Hagen. Die Coronakrise in Hagen treibt absurde Blüten. Klopapier ist in vielen Läden ausverkauft - ein erfolgloser Selbstversuch von Sophie Beckmann.

Es ist Mittwoch, 7 Uhr in der Früh. Trotz Home-Office versuche ich, einen ganz normalen Tagesablauf beizubehalten. Zunächst gibt es eigentlich Frühstück: Doch beim Blick in die Vorratskammer fällt mir auf, dass sich mein Toilettenpapier dem Ende zuneigt. Also nutze ich die Gunst der Stunde und mache mich zu Fuß auf dem Weg zum Supermarkt. Dieser ist nur wenige Meter von meiner Haustür entfernt. Allerdings verrate ich Ihnen schon vorab, dass die Suche nach Klopapier sich schwieriger gestaltet als gedacht.

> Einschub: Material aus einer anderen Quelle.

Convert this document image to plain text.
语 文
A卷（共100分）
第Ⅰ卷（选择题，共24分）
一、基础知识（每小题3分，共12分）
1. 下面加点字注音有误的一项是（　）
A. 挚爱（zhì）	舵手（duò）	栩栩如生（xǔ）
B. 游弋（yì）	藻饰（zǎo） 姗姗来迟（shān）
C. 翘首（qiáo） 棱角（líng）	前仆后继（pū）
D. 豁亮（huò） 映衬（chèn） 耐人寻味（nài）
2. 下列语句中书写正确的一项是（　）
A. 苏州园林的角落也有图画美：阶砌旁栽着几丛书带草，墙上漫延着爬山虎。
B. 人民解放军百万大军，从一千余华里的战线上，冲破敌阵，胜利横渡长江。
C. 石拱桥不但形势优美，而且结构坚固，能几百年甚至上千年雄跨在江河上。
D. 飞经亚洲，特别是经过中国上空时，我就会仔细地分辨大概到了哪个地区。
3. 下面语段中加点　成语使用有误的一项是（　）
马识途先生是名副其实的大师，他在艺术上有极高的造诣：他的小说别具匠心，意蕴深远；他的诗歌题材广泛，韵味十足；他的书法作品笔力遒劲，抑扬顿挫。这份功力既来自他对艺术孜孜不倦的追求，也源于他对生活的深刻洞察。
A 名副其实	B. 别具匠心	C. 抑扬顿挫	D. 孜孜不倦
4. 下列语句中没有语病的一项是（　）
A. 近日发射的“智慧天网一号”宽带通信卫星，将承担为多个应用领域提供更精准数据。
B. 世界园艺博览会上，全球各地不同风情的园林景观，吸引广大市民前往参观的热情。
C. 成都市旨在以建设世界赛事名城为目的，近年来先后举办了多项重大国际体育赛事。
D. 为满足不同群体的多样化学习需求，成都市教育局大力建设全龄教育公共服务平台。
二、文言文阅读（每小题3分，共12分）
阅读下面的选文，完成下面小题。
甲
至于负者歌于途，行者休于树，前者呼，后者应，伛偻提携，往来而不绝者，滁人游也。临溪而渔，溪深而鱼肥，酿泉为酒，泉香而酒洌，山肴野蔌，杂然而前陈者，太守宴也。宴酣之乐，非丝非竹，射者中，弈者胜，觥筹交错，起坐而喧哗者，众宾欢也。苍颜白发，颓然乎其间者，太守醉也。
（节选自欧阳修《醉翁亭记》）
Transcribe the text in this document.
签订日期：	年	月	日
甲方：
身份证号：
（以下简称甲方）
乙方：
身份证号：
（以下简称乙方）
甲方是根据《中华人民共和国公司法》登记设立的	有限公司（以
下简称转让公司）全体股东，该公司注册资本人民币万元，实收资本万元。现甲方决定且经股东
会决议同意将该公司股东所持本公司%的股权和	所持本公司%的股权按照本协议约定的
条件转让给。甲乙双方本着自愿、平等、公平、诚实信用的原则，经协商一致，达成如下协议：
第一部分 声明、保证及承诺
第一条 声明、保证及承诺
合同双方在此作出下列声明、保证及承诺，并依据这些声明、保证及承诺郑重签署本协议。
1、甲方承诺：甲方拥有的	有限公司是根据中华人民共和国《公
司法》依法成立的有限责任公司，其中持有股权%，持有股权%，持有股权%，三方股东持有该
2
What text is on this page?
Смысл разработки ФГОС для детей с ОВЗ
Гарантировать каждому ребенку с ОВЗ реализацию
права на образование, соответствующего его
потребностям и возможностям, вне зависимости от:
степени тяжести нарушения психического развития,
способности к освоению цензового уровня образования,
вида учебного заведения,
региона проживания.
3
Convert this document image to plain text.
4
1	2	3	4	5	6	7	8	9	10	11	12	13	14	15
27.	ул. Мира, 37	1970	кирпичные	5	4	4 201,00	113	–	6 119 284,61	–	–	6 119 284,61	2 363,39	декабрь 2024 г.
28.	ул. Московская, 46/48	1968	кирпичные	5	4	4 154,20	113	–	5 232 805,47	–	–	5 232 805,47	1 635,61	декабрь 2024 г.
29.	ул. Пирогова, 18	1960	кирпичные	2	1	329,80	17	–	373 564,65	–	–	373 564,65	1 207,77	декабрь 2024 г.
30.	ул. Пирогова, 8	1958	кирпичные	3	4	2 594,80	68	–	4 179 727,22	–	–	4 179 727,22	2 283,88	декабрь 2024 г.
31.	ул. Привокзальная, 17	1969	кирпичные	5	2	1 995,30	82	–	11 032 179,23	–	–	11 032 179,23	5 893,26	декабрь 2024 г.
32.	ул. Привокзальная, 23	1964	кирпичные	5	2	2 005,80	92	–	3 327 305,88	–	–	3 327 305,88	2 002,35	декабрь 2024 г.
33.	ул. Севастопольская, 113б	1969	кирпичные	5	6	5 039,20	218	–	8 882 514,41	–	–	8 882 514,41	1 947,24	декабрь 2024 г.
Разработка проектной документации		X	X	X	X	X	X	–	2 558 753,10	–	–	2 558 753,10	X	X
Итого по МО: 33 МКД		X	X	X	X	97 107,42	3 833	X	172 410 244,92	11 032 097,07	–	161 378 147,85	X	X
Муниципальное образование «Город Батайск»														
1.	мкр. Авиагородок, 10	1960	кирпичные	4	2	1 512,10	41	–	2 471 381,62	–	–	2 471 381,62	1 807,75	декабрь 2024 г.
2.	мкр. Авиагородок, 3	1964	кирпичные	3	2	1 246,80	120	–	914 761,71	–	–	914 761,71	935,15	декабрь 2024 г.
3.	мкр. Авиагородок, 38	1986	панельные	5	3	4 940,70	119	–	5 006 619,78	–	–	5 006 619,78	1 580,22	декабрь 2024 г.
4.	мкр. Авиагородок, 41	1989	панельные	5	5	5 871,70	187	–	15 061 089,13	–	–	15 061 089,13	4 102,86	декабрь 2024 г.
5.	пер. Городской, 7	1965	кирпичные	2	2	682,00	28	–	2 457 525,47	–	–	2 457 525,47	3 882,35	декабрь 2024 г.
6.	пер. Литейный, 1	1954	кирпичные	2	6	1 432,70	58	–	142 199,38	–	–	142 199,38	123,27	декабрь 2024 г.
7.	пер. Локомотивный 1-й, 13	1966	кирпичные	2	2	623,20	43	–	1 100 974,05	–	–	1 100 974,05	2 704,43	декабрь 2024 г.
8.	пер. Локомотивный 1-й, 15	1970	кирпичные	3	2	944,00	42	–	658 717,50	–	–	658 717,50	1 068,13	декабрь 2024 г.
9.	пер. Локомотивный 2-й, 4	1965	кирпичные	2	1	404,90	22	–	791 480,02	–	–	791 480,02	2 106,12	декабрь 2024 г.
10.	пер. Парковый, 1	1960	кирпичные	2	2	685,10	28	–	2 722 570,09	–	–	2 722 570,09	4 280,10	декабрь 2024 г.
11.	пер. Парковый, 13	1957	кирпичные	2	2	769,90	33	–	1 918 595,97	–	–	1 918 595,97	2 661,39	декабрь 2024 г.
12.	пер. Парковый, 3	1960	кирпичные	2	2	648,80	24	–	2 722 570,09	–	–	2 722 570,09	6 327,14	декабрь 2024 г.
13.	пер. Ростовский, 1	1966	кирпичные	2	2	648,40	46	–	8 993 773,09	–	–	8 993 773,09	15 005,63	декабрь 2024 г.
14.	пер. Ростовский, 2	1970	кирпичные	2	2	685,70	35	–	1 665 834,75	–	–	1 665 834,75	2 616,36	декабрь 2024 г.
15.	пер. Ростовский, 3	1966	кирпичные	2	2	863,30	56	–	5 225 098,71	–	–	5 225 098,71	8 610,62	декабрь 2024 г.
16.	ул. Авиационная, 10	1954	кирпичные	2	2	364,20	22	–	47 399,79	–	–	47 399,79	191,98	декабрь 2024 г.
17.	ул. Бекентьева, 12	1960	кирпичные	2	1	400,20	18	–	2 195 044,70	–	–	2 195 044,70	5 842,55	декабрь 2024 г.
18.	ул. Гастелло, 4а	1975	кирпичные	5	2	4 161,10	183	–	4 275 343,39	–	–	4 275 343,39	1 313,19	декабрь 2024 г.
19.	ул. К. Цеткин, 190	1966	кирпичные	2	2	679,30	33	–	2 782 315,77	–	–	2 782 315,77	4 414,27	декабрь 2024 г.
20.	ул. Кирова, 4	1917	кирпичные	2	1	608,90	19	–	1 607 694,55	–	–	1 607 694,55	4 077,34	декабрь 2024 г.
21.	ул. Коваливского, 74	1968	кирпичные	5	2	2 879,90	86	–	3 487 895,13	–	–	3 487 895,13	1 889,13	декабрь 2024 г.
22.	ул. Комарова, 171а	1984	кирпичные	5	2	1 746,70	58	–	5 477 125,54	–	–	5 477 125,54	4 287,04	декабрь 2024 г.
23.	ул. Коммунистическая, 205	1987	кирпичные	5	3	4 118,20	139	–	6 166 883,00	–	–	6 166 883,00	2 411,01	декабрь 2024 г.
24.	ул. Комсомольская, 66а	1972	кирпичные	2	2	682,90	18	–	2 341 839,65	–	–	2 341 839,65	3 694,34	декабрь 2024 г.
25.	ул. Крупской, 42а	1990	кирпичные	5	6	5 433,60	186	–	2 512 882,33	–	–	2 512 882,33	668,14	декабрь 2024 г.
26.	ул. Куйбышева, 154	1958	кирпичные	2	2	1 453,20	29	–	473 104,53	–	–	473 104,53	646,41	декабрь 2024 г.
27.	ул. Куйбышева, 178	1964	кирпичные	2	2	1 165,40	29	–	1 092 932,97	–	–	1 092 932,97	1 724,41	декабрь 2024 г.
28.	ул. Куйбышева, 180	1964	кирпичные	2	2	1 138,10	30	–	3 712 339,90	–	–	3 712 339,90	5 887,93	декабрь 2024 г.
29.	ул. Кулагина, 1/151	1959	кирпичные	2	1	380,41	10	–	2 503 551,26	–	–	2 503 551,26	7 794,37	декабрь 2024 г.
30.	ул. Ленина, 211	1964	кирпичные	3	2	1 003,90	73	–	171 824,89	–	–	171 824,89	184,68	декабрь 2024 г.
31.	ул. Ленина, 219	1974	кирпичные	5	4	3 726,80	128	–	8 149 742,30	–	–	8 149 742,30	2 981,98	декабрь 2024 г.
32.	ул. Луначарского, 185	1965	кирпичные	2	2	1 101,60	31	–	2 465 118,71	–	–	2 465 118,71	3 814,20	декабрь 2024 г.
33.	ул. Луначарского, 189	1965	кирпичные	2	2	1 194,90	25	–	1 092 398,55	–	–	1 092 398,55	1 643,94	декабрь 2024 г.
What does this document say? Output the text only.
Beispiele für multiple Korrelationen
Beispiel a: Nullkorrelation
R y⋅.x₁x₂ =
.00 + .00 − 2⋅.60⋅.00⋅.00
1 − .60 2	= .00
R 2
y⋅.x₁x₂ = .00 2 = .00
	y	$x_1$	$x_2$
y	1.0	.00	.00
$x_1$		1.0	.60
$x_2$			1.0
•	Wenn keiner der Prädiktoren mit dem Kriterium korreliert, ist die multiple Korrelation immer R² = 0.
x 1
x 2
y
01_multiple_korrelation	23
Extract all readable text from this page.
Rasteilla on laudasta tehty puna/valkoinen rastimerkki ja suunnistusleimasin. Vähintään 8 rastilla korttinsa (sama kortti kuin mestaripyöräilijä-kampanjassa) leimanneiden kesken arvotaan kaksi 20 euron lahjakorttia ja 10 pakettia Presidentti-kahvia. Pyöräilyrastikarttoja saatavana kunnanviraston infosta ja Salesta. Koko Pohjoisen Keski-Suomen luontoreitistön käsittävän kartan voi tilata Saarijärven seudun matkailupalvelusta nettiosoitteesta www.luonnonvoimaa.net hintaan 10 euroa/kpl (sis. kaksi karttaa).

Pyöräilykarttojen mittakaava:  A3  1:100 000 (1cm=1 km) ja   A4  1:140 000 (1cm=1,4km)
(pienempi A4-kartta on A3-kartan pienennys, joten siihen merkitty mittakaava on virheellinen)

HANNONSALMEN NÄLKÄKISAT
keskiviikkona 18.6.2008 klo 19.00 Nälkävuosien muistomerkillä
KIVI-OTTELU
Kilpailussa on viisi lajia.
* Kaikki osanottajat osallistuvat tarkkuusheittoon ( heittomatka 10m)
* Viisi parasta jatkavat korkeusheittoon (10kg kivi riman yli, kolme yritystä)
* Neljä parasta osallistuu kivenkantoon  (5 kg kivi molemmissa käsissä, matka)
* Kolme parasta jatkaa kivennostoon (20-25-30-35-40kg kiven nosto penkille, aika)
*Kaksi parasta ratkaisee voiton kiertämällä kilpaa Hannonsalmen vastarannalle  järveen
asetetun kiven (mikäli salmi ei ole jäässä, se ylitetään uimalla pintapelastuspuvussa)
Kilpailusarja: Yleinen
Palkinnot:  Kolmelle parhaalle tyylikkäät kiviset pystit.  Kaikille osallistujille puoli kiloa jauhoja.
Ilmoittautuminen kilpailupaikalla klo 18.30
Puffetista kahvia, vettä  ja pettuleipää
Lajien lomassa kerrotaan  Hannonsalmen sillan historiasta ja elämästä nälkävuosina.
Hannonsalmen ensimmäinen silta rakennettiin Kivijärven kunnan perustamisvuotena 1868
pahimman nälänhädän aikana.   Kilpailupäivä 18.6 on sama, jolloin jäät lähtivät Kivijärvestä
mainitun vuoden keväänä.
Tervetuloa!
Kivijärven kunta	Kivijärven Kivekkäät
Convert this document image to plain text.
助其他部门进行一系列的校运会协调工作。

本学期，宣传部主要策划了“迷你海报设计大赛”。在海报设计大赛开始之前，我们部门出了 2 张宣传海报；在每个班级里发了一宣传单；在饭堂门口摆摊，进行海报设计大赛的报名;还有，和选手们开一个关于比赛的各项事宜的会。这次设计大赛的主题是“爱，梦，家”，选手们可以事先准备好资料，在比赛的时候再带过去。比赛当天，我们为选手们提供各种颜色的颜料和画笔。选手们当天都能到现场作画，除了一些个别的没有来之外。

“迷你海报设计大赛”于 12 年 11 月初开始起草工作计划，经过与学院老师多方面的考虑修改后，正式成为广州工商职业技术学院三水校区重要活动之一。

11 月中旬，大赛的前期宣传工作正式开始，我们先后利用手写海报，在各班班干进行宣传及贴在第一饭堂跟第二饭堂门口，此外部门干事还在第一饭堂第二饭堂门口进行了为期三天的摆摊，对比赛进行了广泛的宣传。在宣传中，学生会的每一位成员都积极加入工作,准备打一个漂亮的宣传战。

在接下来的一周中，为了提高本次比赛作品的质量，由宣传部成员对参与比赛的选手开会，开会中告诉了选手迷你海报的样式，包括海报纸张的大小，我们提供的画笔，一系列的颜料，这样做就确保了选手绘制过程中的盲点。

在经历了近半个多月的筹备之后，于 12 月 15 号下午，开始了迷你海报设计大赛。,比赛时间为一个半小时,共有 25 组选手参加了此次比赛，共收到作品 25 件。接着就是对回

7.30 Uhr: Schnell eine Winterjacke überwerfen, das Portemonnaie in die Hand und los. Ach, halt Stopp; der Haustürschlüssel. Noch einmal flott zurück; jetzt habe ich aber alles. Der eher kleine Rewe auf Emst ist schon kurz nach Ladenöffnung gut besucht. Viele ältere Menschen nutzen den Morgen, um mit Enkeln, Bekannten oder anderen Verwandten ihre Einkäufe zu erledigen. „Kannst du mir noch eine Packung Toast einpacken?“, hört man aus einer Ecke. Der Mindestabstand zwischen den Kunden wird hier nicht so wirklich eingehalten. Alle laufen aneinander vorbei, viele steuern auf zwei ganz bestimmte Gänge zu: Mehl und Toilettenpapier. Doch die Hoffnung, noch eine Packung zu ergattern, ist schnell verflogen. Denn die Regale sind leer. Laut Aussage der Mitarbeiter kommt die Ware erst noch. Aber auch dann sollte man schnell sein.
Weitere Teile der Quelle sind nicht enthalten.